Deletion Of RimJ In BL21(DE3) And Investigation On Substrate Specificity Of N~α-terminal Acetylase

N-terminal acetylation is one of the most important protein modification methods, the contents of this paper is to study the deletion of the acetylase rimJ will affect the temperature sensitivity on E.coli BL21 (DE3) growth, and the substrate specificity of the two prokaryotic acetylase RimJ and NAT.1,Construct a targeting vector with two 1000bp long homologous arms, and an assistant plasmid can express homing endonuclease and Red recombinase under induction by L-arabinose, and two PCR procedures was used to confirm the deletion of gene rimJ. to compare the different temperature maximum specific growth rate by measuring the growth curve of original strain and mutant strain under three different temperatures(25℃,37℃,42℃), and use t value to analyze the significant difference of specific growth rate; the form of the two strains under different temperatures was observed under high power microscope; the ability expressing foreign protein was analyzed by expressing Tβ4 in the two strains.
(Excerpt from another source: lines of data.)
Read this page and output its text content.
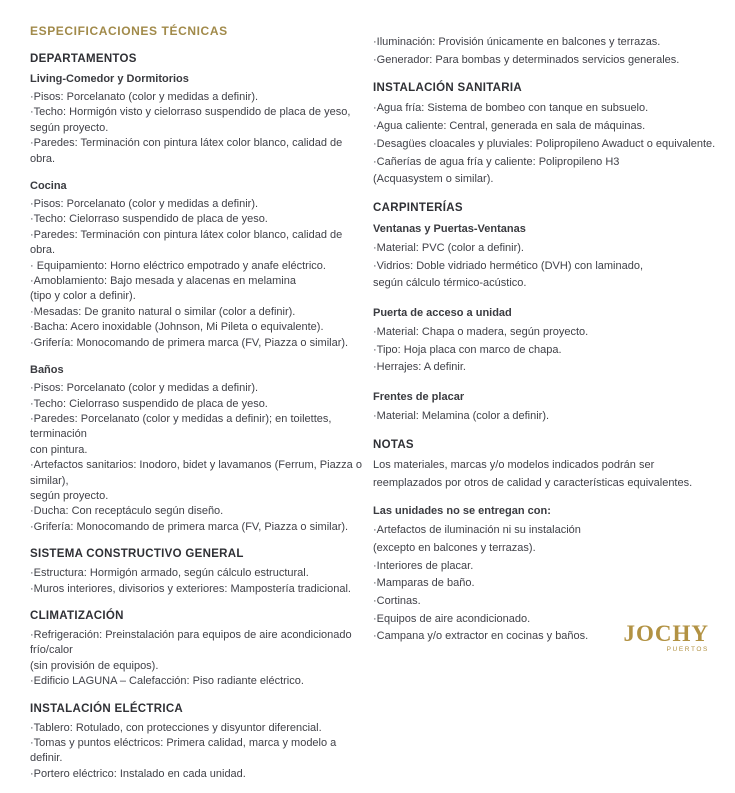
ESPECIFICACIONES TÉCNICAS
DEPARTAMENTOS
Living-Comedor y Dormitorios
·Pisos: Porcelanato (color y medidas a definir).
·Techo: Hormigón visto y cielorraso suspendido de placa de yeso,
según proyecto.
·Paredes: Terminación con pintura látex color blanco, calidad de obra.
Cocina
·Pisos: Porcelanato (color y medidas a definir).
·Techo: Cielorraso suspendido de placa de yeso.
·Paredes: Terminación con pintura látex color blanco, calidad de obra.
· Equipamiento: Horno eléctrico empotrado y anafe eléctrico.
·Amoblamiento: Bajo mesada y alacenas en melamina
(tipo y color a definir).
·Mesadas: De granito natural o similar (color a definir).
·Bacha: Acero inoxidable (Johnson, Mi Pileta o equivalente).
·Grifería: Monocomando de primera marca (FV, Piazza o similar).
Baños
·Pisos: Porcelanato (color y medidas a definir).
·Techo: Cielorraso suspendido de placa de yeso.
·Paredes: Porcelanato (color y medidas a definir); en toilettes, terminación
con pintura.
·Artefactos sanitarios: Inodoro, bidet y lavamanos (Ferrum, Piazza o similar),
según proyecto.
·Ducha: Con receptáculo según diseño.
·Grifería: Monocomando de primera marca (FV, Piazza o similar).
SISTEMA CONSTRUCTIVO GENERAL
·Estructura: Hormigón armado, según cálculo estructural.
·Muros interiores, divisorios y exteriores: Mampostería tradicional.
CLIMATIZACIÓN
·Refrigeración: Preinstalación para equipos de aire acondicionado frío/calor
(sin provisión de equipos).
·Edificio LAGUNA – Calefacción: Piso radiante eléctrico.
INSTALACIÓN ELÉCTRICA
·Tablero: Rotulado, con protecciones y disyuntor diferencial.
·Tomas y puntos eléctricos: Primera calidad, marca y modelo a definir.
·Portero eléctrico: Instalado en cada unidad.
·Iluminación: Provisión únicamente en balcones y terrazas.
·Generador: Para bombas y determinados servicios generales.
INSTALACIÓN SANITARIA
·Agua fría: Sistema de bombeo con tanque en subsuelo.
·Agua caliente: Central, generada en sala de máquinas.
·Desagües cloacales y pluviales: Polipropileno Awaduct o equivalente.
·Cañerías de agua fría y caliente: Polipropileno H3
(Acquasystem o similar).
CARPINTERÍAS
Ventanas y Puertas-Ventanas
·Material: PVC (color a definir).
·Vidrios: Doble vidriado hermético (DVH) con laminado,
según cálculo térmico-acústico.
Puerta de acceso a unidad
·Material: Chapa o madera, según proyecto.
·Tipo: Hoja placa con marco de chapa.
·Herrajes: A definir.
Frentes de placar
·Material: Melamina (color a definir).
NOTAS
Los materiales, marcas y/o modelos indicados podrán ser
reemplazados por otros de calidad y características equivalentes.
Las unidades no se entregan con:
·Artefactos de iluminación ni su instalación
(excepto en balcones y terrazas).
·Interiores de placar.
·Mamparas de baño.
·Cortinas.
·Equipos de aire acondicionado.
·Campana y/o extractor en cocinas y baños.	JOCHY
PUERTOS
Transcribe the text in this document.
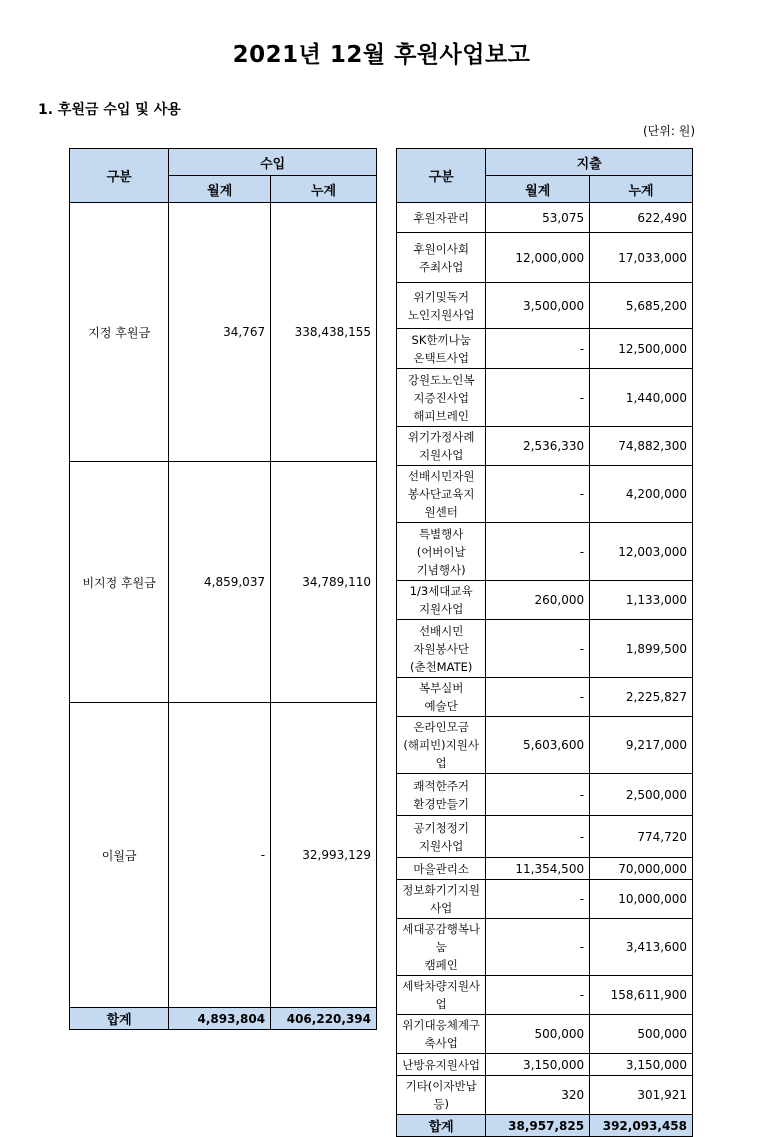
2021년 12월 후원사업보고
1. 후원금 수입 및 사용
(단위: 원)
구분	수입	
	월계	누계
지정 후원금	34,767	338,438,155
비지정 후원금	4,859,037	34,789,110
이월금	-	32,993,129
합계	4,893,804	406,220,394
구분	지출	
	월계	누계
후원자관리	53,075	622,490
후원이사회
주최사업	12,000,000	17,033,000
위기및독거
노인지원사업	3,500,000	5,685,200
SK한끼나눔
온택트사업	-	12,500,000
강원도노인복
지증진사업
해피브레인	-	1,440,000
위기가정사례
지원사업	2,536,330	74,882,300
선배시민자원
봉사단교육지
원센터	-	4,200,000
특별행사
(어버이날
기념행사)	-	12,003,000
1/3세대교육
지원사업	260,000	1,133,000
선배시민
자원봉사단
(춘천MATE)	-	1,899,500
복부실버
예술단	-	2,225,827
온라인모금
(해피빈)지원사업	5,603,600	9,217,000
쾌적한주거
환경만들기	-	2,500,000
공기청정기
지원사업	-	774,720
마을관리소	11,354,500	70,000,000
정보화기기지원사업	-	10,000,000
세대공감행복나눔
캠페인	-	3,413,600
세탁차량지원사업	-	158,611,900
위기대응체계구축사업	500,000	500,000
난방유지원사업	3,150,000	3,150,000
기타(이자반납 등)	320	301,921
합계	38,957,825	392,093,458
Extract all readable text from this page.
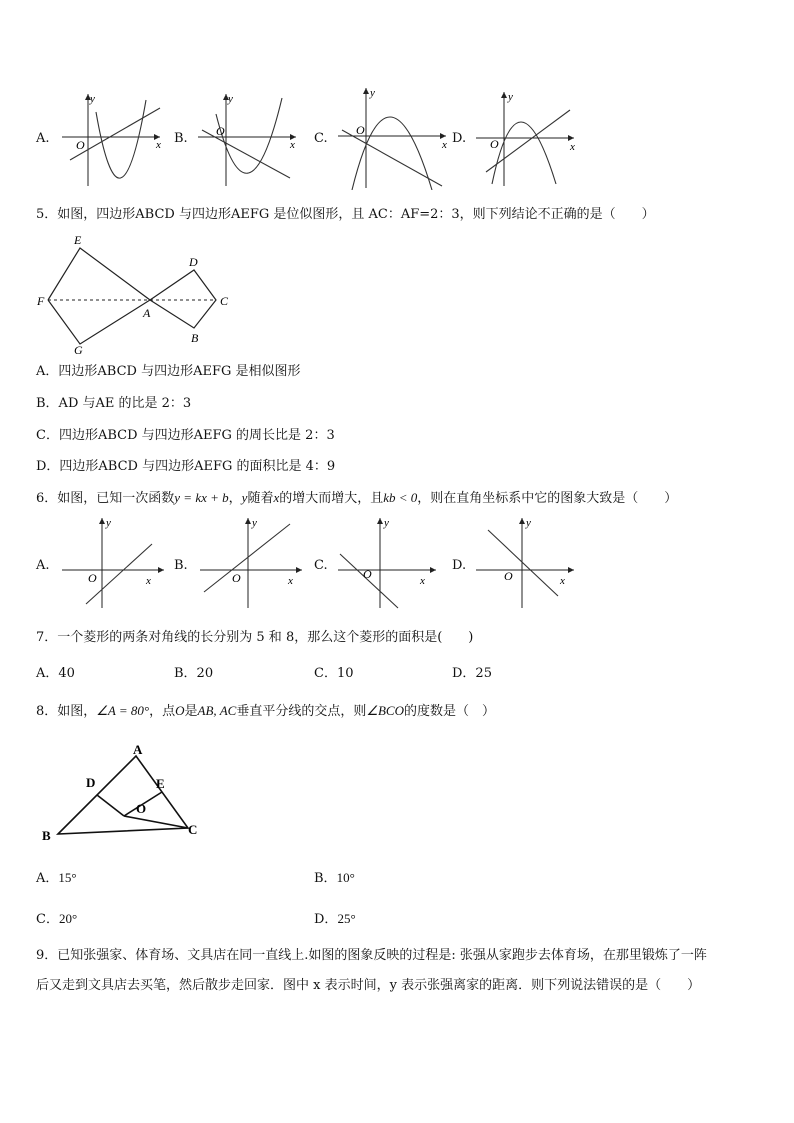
A.
y
x
O	B.
y
x
O	C.
y
x
O
D.
y
x
O
5．如图，四边形ABCD 与四边形AEFG 是位似图形，且 AC：AF=2：3，则下列结论不正确的是（　　）
E
D
F
A
C
G
B
A．四边形ABCD 与四边形AEFG 是相似图形
B．AD 与AE 的比是 2：3
C．四边形ABCD 与四边形AEFG 的周长比是 2：3
D．四边形ABCD 与四边形AEFG 的面积比是 4：9
6．如图，已知一次函数y = kx + b，y随着x的增大而增大，且kb < 0，则在直角坐标系中它的图象大致是（　　）
A.
y
x
O
B.
y
x
O
C.
y
x
O
D.
y
x
O
7．一个菱形的两条对角线的长分别为 5 和 8，那么这个菱形的面积是(　　)
A．40	B．20	C．10	D．25
8．如图，∠A = 80°，点O是AB, AC垂直平分线的交点，则∠BCO的度数是（　）
A
D	E
O
B	C
A．15°	B．10°
C．20°	D．25°
9．已知张强家、体育场、文具店在同一直线上.如图的图象反映的过程是: 张强从家跑步去体育场，在那里锻炼了一阵
后又走到文具店去买笔，然后散步走回家．图中 x 表示时间，y 表示张强离家的距离．则下列说法错误的是（　　）
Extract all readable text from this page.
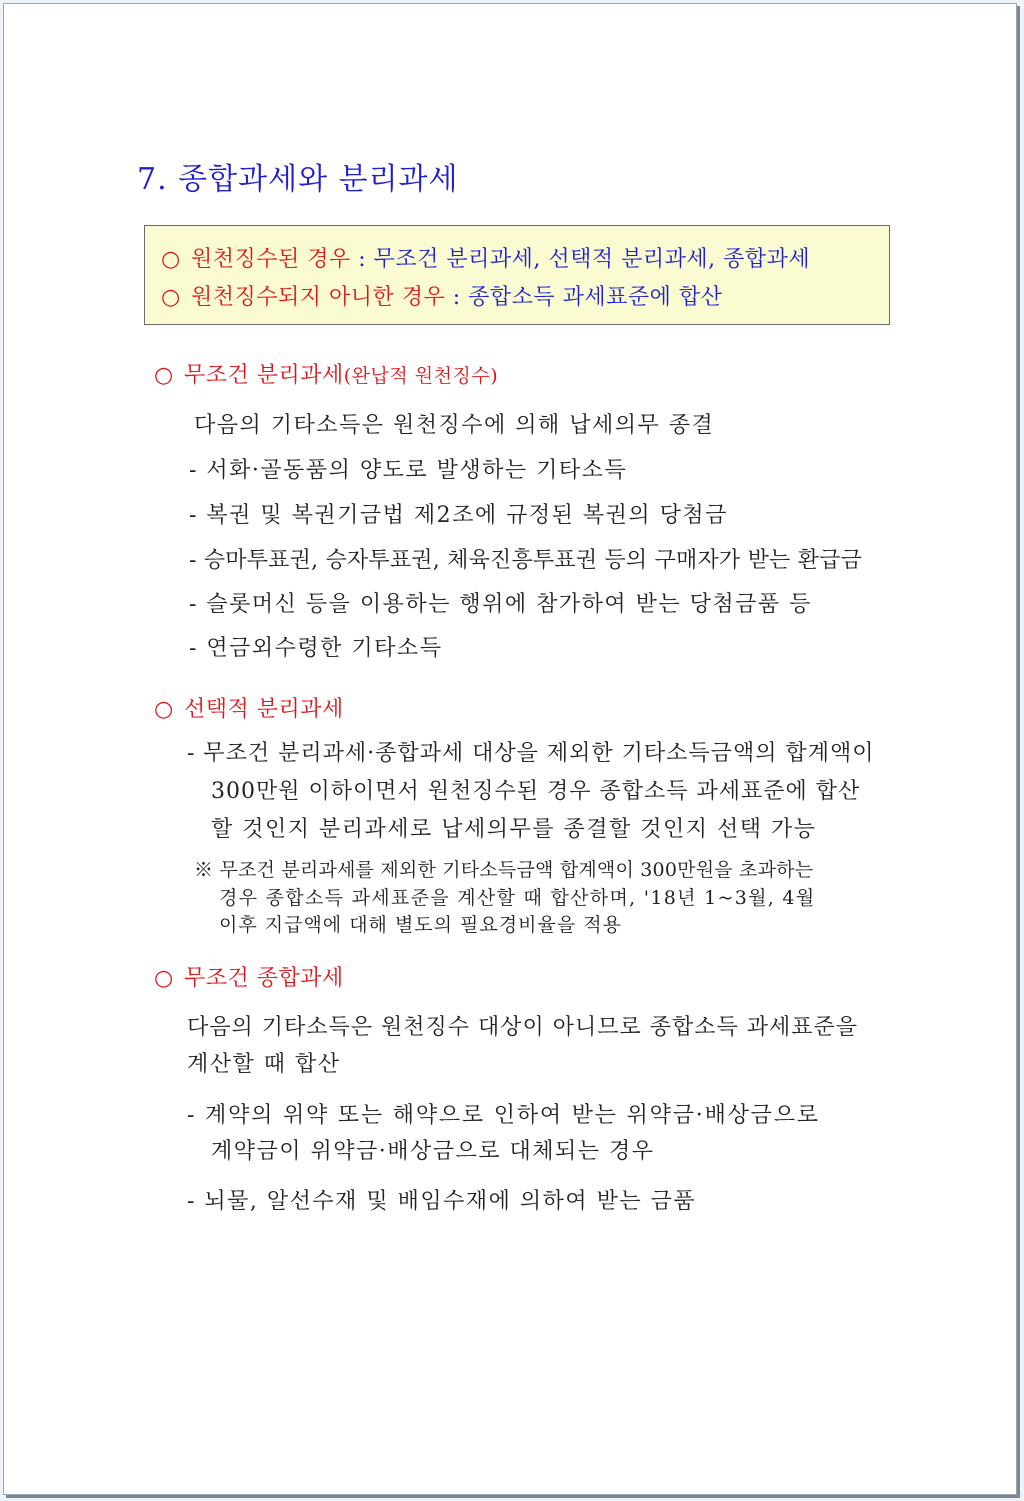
7. 종합과세와 분리과세
○ 원천징수된 경우 : 무조건 분리과세, 선택적 분리과세, 종합과세
○ 원천징수되지 아니한 경우 : 종합소득 과세표준에 합산
○ 무조건 분리과세(완납적 원천징수)
다음의 기타소득은 원천징수에 의해 납세의무 종결
- 서화·골동품의 양도로 발생하는 기타소득
- 복권 및 복권기금법 제2조에 규정된 복권의 당첨금
- 승마투표권, 승자투표권, 체육진흥투표권 등의 구매자가 받는 환급금
- 슬롯머신 등을 이용하는 행위에 참가하여 받는 당첨금품 등
- 연금외수령한 기타소득
○ 선택적 분리과세
- 무조건 분리과세·종합과세 대상을 제외한 기타소득금액의 합계액이
300만원 이하이면서 원천징수된 경우 종합소득 과세표준에 합산
할 것인지 분리과세로 납세의무를 종결할 것인지 선택 가능
※ 무조건 분리과세를 제외한 기타소득금액 합계액이 300만원을 초과하는
경우 종합소득 과세표준을 계산할 때 합산하며, '18년 1~3월, 4월
이후 지급액에 대해 별도의 필요경비율을 적용
○ 무조건 종합과세
다음의 기타소득은 원천징수 대상이 아니므로 종합소득 과세표준을
계산할 때 합산
- 계약의 위약 또는 해약으로 인하여 받는 위약금·배상금으로
계약금이 위약금·배상금으로 대체되는 경우
- 뇌물, 알선수재 및 배임수재에 의하여 받는 금품
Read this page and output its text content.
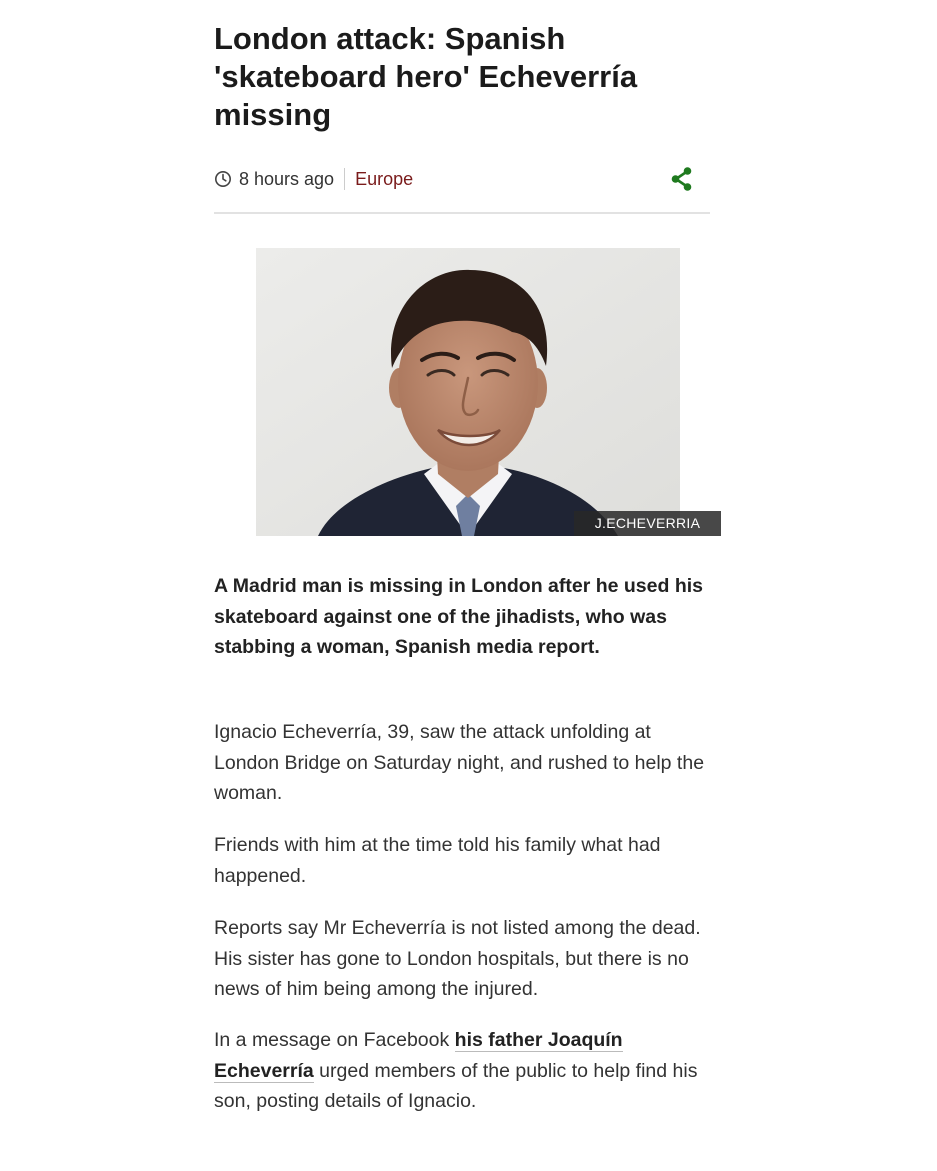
London attack: Spanish 'skateboard hero' Echeverría missing
8 hours ago Europe
J.ECHEVERRIA

A Madrid man is missing in London after he used his skateboard against one of the jihadists, who was stabbing a woman, Spanish media report.

Ignacio Echeverría, 39, saw the attack unfolding at London Bridge on Saturday night, and rushed to help the woman.

Friends with him at the time told his family what had happened.

Reports say Mr Echeverría is not listed among the dead. His sister has gone to London hospitals, but there is no news of him being among the injured.

In a message on Facebook his father Joaquín Echeverría urged members of the public to help find his son, posting details of Ignacio.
The test results showed that the two strains had no significant difference in maximum specific growth rate, strain forms and foreign protein expression. The deletion of rimJ will not affect the temperature sensitivity on E.coli BL21 (DE3) growth.2,To get greater than 90%purity acetylase RimJ and NAT by Ni-NTA affinity chromatography, dialysis treatment. Select the eight kinds of N-terminal hexapeptide as the two enzyme's substrate, and detect which substrates will be acetylated by the two enzymes through spectrophotometry after colored by DTNB. Co-expressing RimJ or NAT with respectively Tβ4 fusion protein or ESAT-6. The two foreign proteins were obtained in high purity by Ni-NTA affinity chromatography and reverse high performance liquid chromatography, and the molecular weight of Tβ4 fusion protein and ESAT-6 was analyzed by Q-ToF mass spectrometry. The results showed that RimJ could acetylate Tα1,ESAT-6,S5 of three hexapeptide, and NAT could acetylate Tα1,Tβ4,ESAT-6,S5,S18,L12,EF-Tu of seven hexapeptide. RimJ and NAT can acetylate Tβ4 fusion protein in vivo. Two experiments show that the deacetylase NAT has broader substrate characteristics.